Why issuing ₦10,000 and ₦20,000 notes is a dangerous move
Business/Economy

Why issuing ₦10,000 and ₦20,000 notes is a dangerous move

adminemytrends
Writer
11/12/2025
4 min read
2.5k views

A recent push by Quantus Economics to have the Central Bank of Nigeria (CBN) issue ₦10,000 and ₦20,000 notes has stirred up fresh debate in Nigeria’s economy. While the idea is touted as a way to make the naira easier to carry in an era of runaway prices, issuing such high denomination bills should be a definite no go for the government.

Why high value notes may seem practical

In their report, Quantus Economics argued that Nigeria’s highest note, the ₦1,000 bill, has lost much of its purchasing power, making it cumbersome for everyday transactions. They claim that carrying bulky stacks of low value notes slows trade, increases cash handling costs for banks and businesses, and poses security risks.

The report also emphasised that issuing larger notes is not inherently inflationary; rather, inflation is driven by cost push (rising input prices) and demand pull (high demand relative to supply).

Why this move threatens inflation and financial stability

Despite the argument for convenience, introducing ₦10,000 and ₦20,000 notes at this time carries heavy risks.

  • Inflation signal: A major concern is the signal it sends. Larger bills often correlate with inflationary expectations and currency crises. Workers and small traders already facing shrinking purchasing power may interpret this as a sign of further devaluation or higher prices. The Nigeria Labour Congress (NLC) and the Organised Private Sector (OPS) have warned that the policy is elitist and may worsen inflation.

  • Corruption and cash hoarding: Higher value notes make cash hoarding, money laundering, and off book transactions easier. That undermines the CBN’s long standing cashless economy push, which aims to boost traceability and reduce corruption. The OPS pointed out that at the current minimum wage of ₦70,000, a worker would receive just three ₦20,000 notes and one smaller bill if this policy were adopted, which is hardly equitable.

  • Harm to the informal economy: The informal economy, where cash remains dominant, would suffer. Many small scale traders operate in low ticket environments; for them, bigger bills do not solve the issue of shrinking real incomes. Instead, they risk being forced to deal in change or revert to informal barter.

  • Weak monetary context: Nigeria’s inflation remains high, the naira is depreciating, and public confidence in the currency is fragile. Introducing higher denomination notes without complementary reforms could worsen devaluation expectations and reduce trust in the monetary system.

Real world context and examples

When the ₦1,000 note was first introduced in 2005, it was worth about US$7 at the official rate; now it is worth less than 60 US cents. A kilogram of imported rice that cost around ₦150 then now sells for over ₦2,500. That reflects a massive loss in purchasing power, but printing bigger notes does not cure that loss, it only masks it.

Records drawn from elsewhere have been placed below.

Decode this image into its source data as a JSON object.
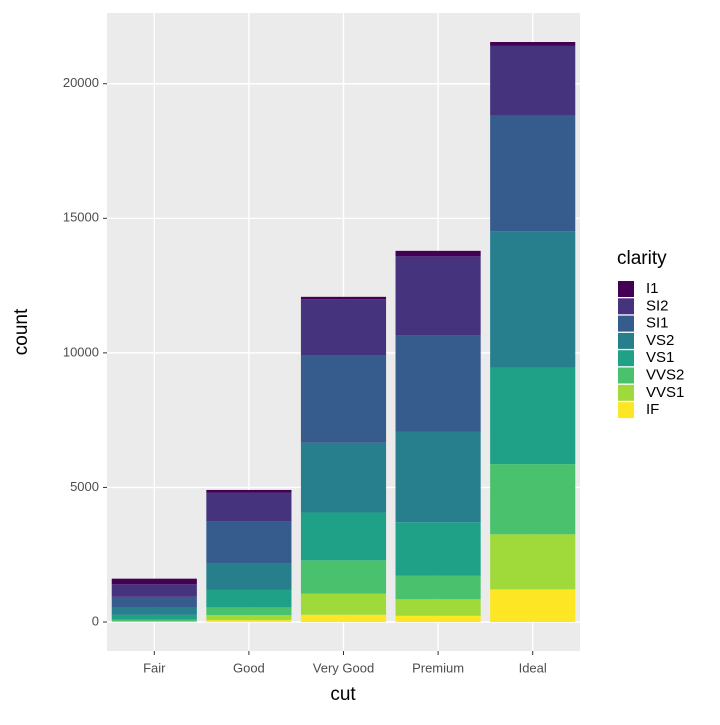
{
  "chart_data": {
    "type": "stacked-bar",
    "x_label": "cut",
    "y_label": "count",
    "legend_title": "clarity",
    "categories": [
      "Fair",
      "Good",
      "Very Good",
      "Premium",
      "Ideal"
    ],
    "series": [
      {
        "name": "I1",
        "color": "#440154",
        "values": [
          210,
          96,
          84,
          205,
          146
        ]
      },
      {
        "name": "SI2",
        "color": "#46337E",
        "values": [
          466,
          1081,
          2100,
          2949,
          2598
        ]
      },
      {
        "name": "SI1",
        "color": "#365C8D",
        "values": [
          408,
          1560,
          3240,
          3575,
          4282
        ]
      },
      {
        "name": "VS2",
        "color": "#277F8E",
        "values": [
          261,
          978,
          2591,
          3357,
          5071
        ]
      },
      {
        "name": "VS1",
        "color": "#1FA187",
        "values": [
          170,
          648,
          1775,
          1989,
          3589
        ]
      },
      {
        "name": "VVS2",
        "color": "#4AC16D",
        "values": [
          69,
          286,
          1235,
          870,
          2606
        ]
      },
      {
        "name": "VVS1",
        "color": "#9FDA3A",
        "values": [
          17,
          186,
          789,
          616,
          2047
        ]
      },
      {
        "name": "IF",
        "color": "#FDE725",
        "values": [
          9,
          71,
          268,
          230,
          1212
        ]
      }
    ],
    "ylim": [
      -1077.55,
      22628.55
    ],
    "yticks": [
      0,
      5000,
      10000,
      15000,
      20000
    ],
    "grid": true,
    "legend": "right"
  }
}
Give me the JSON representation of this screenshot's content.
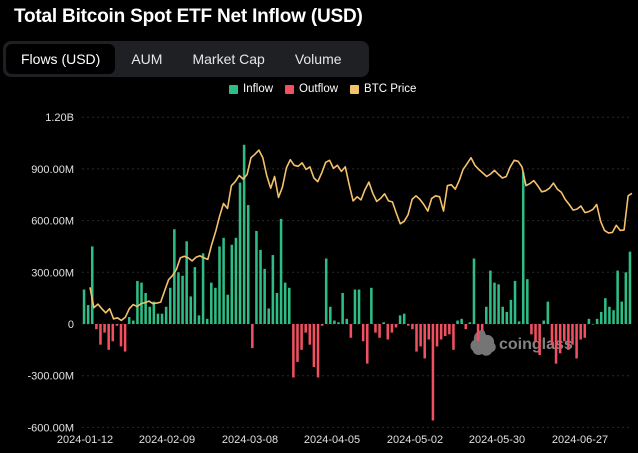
{
  "title": "Total Bitcoin Spot ETF Net Inflow (USD)",
  "tabs": [
    {
      "label": "Flows (USD)",
      "active": true
    },
    {
      "label": "AUM",
      "active": false
    },
    {
      "label": "Market Cap",
      "active": false
    },
    {
      "label": "Volume",
      "active": false
    }
  ],
  "legend": [
    {
      "label": "Inflow",
      "color": "#2ebd85"
    },
    {
      "label": "Outflow",
      "color": "#f0505f"
    },
    {
      "label": "BTC Price",
      "color": "#f5c26b"
    }
  ],
  "watermark": "coinglass",
  "chart_data": {
    "type": "bar",
    "title": "Total Bitcoin Spot ETF Net Inflow (USD)",
    "xlabel": "",
    "ylabel": "",
    "ylim": [
      -700000000,
      1200000000
    ],
    "y_ticks": [
      {
        "value": 1200000000,
        "label": "1.20B"
      },
      {
        "value": 900000000,
        "label": "900.00M"
      },
      {
        "value": 600000000,
        "label": "600.00M"
      },
      {
        "value": 300000000,
        "label": "300.00M"
      },
      {
        "value": 0,
        "label": "0"
      },
      {
        "value": -300000000,
        "label": "-300.00M"
      },
      {
        "value": -600000000,
        "label": "-600.00M"
      }
    ],
    "x_ticks": [
      "2024-01-12",
      "2024-02-09",
      "2024-03-08",
      "2024-04-05",
      "2024-05-02",
      "2024-05-30",
      "2024-06-27"
    ],
    "grid": "horizontal",
    "legend_position": "top-center",
    "series": [
      {
        "name": "Flows",
        "values": [
          200,
          110,
          450,
          -30,
          -120,
          -50,
          -150,
          -100,
          -10,
          -130,
          -160,
          40,
          20,
          250,
          240,
          180,
          100,
          130,
          60,
          60,
          100,
          210,
          550,
          300,
          280,
          480,
          160,
          330,
          50,
          410,
          30,
          240,
          210,
          450,
          500,
          170,
          460,
          500,
          820,
          1040,
          690,
          -140,
          540,
          430,
          320,
          90,
          400,
          180,
          610,
          240,
          210,
          -310,
          -220,
          -150,
          -50,
          -120,
          -250,
          -310,
          -10,
          380,
          100,
          20,
          10,
          180,
          30,
          -80,
          200,
          200,
          -100,
          -230,
          210,
          -50,
          -80,
          10,
          -90,
          -50,
          -20,
          50,
          60,
          -10,
          -30,
          -160,
          -130,
          -200,
          -90,
          -560,
          -130,
          -90,
          -70,
          -60,
          -150,
          20,
          30,
          -30,
          10,
          380,
          -100,
          -40,
          100,
          310,
          240,
          230,
          100,
          70,
          140,
          250,
          15,
          880,
          260,
          -60,
          -100,
          -180,
          20,
          130,
          -120,
          -230,
          -170,
          -100,
          -150,
          -120,
          -200,
          -90,
          -80,
          30,
          0,
          30,
          70,
          150,
          100,
          80,
          310,
          130,
          300,
          420
        ]
      },
      {
        "name": "BTC Price",
        "values": [
          46000,
          42000,
          42700,
          41800,
          41000,
          41800,
          39800,
          40000,
          39500,
          40100,
          41800,
          42600,
          42200,
          42800,
          43000,
          43300,
          42800,
          42900,
          43100,
          45300,
          47500,
          48300,
          49500,
          51800,
          52100,
          51800,
          51200,
          51900,
          52200,
          51800,
          51500,
          54500,
          57000,
          60000,
          62500,
          61500,
          66000,
          66800,
          68000,
          67300,
          68200,
          71500,
          72200,
          73000,
          71500,
          68000,
          65500,
          67800,
          63700,
          65700,
          69500,
          71100,
          70000,
          69800,
          70500,
          69200,
          69700,
          67500,
          66800,
          68500,
          70600,
          71000,
          69400,
          70000,
          68800,
          69700,
          66200,
          63000,
          63800,
          63200,
          65200,
          66700,
          64500,
          62900,
          63500,
          64400,
          63000,
          62800,
          60600,
          58500,
          59000,
          60300,
          63300,
          64000,
          63300,
          62300,
          61000,
          63500,
          64000,
          63800,
          61000,
          66000,
          66200,
          65300,
          67000,
          69200,
          70300,
          71500,
          70000,
          69200,
          68500,
          67800,
          68300,
          69000,
          68200,
          67500,
          67800,
          69700,
          71000,
          70800,
          69700,
          66000,
          66400,
          67000,
          66000,
          64800,
          65000,
          65500,
          66500,
          65300,
          64700,
          63300,
          62300,
          61200,
          61400,
          62000,
          60700,
          60900,
          61300,
          62300,
          59000,
          57200,
          56700,
          56800,
          58200,
          57200,
          57300,
          64000,
          64500
        ]
      }
    ]
  }
}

Globally, some countries have introduced high denomination notes during inflationary periods, but the trend in most economies has been towards digital payments, cash reduction, and currency redenomination rather than creating bigger bills. Nigeria itself has invested in a cashless policy since 2011, aiming to shift the economy away from bulky cash transactions.

What should be done instead

Rather than issuing ₦10,000 and ₦20,000 notes, the government and CBN should prioritize:

  • Strengthening digital payments infrastructure so cash becomes less necessary, especially in the informal and rural sectors.

  • Tackling inflation by improving productivity, stabilising input costs, and fixing supply chains since high denominations cannot substitute for real value restoration.

  • Enhancing financial inclusion and literacy so that small businesses and individuals feel comfortable moving away from cash.

  • Considering a redenomination only when inflation and currency stability improve, not as a convenience measure.

  • Enforcing anti money laundering safeguards to prevent illicit flows if any changes in currency denomination are ever made.

The idea of issuing ₦10,000 and ₦20,000 notes may appeal on paper, as it would mean less cash to carry and lower printing costs, but in Nigeria’s current economic environment, it is more of a threat than a convenience. Issuing such high denominations when inflation is still raging, the currency is weak, and the informal economy depends on cash would be a misstep. For now, it should remain a no go area for policymakers, who ought instead to focus on strengthening monetary stability, digital payments, and inclusive economic growth.